Compensation was not determined at this stage; a remedy hearing will follow. The tribunal indicated a Polkey reduction of 66.66% would apply, meaning the claimant would have been dismissed anyway even with a fair process, so any award will be reduced accordingly.
Lessons & takeaways
- Never let the same person who decides to dismiss also hear the appeal — independence is critical to a fair process.
- Even if you use external investigators, the overall fairness of the process can be undermined by a flawed appeal.
- A Polkey reduction can significantly reduce compensation if the tribunal finds the employee would have been dismissed anyway with a fair process.
- Refusing a reasonable management instruction — like removing a screensaver — can be a conduct issue, but the response must be proportionate.
This case shows how a seemingly minor workplace dispute over a screensaver escalated into a dismissal for gross misconduct — and why getting the appeal process right is just as important as the initial investigation.
What happened
The claimant, an Integrated Pest Management Specialist with six years' service, was dismissed after refusing to remove a screensaver image his manager considered inappropriate. This led to a formal bullying complaint from a colleague, and an investigation into political canvassing at work and inappropriate use of company devices.

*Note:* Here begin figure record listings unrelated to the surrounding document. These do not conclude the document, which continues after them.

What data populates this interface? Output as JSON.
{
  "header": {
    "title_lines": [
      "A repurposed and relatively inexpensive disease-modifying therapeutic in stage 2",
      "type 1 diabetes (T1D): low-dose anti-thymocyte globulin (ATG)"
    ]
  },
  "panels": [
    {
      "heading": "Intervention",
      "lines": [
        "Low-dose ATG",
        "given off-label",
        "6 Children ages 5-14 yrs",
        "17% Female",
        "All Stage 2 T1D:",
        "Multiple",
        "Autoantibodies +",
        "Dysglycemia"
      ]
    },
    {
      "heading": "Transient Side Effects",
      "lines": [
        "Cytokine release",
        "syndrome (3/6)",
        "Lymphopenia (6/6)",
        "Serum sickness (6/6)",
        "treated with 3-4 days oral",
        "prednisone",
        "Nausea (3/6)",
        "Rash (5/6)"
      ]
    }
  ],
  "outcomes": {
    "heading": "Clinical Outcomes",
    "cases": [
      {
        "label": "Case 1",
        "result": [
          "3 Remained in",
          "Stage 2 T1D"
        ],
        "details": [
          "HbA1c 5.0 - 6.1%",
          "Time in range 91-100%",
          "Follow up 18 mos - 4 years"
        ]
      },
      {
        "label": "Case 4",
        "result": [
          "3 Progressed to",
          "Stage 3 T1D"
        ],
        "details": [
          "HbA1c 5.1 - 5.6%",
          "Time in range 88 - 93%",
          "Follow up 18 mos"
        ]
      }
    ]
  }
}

The employer, Fargro Ltd, brought in external consultants to investigate and conduct the disciplinary hearing — a sensible step to ensure impartiality. The disciplinary officer upheld several allegations (though not the most serious one of bullying) and recommended dismissal.
Where it went wrong
The problem came at the appeal stage. The managing director, Mr Hopkins, who had made the decision to dismiss, also heard the appeal. The tribunal found this meant the appeal was not independent and could not properly remedy any earlier procedural defects. Even though the investigation and disciplinary hearing were thorough, the appeal flaw made the overall dismissal unfair. The tribunal noted that a fair appeal might have considered whether dismissal was too harsh for conduct that was not the most serious form of gross misconduct.
What this means for similar claims
This case is a reminder that procedural fairness is not just about the initial stages — the appeal must be genuinely independent. Employers who use external investigators should ensure the appeal decision-maker is also independent. For employees, it shows that even if you have been dismissed for conduct like refusing an instruction or discussing politics, the fairness of the process can be challenged. However, the Polkey reduction of 66.66% means the claimant is likely to receive only a third of any compensation, reflecting the tribunal's view that he would probably have been dismissed anyway with a fair process.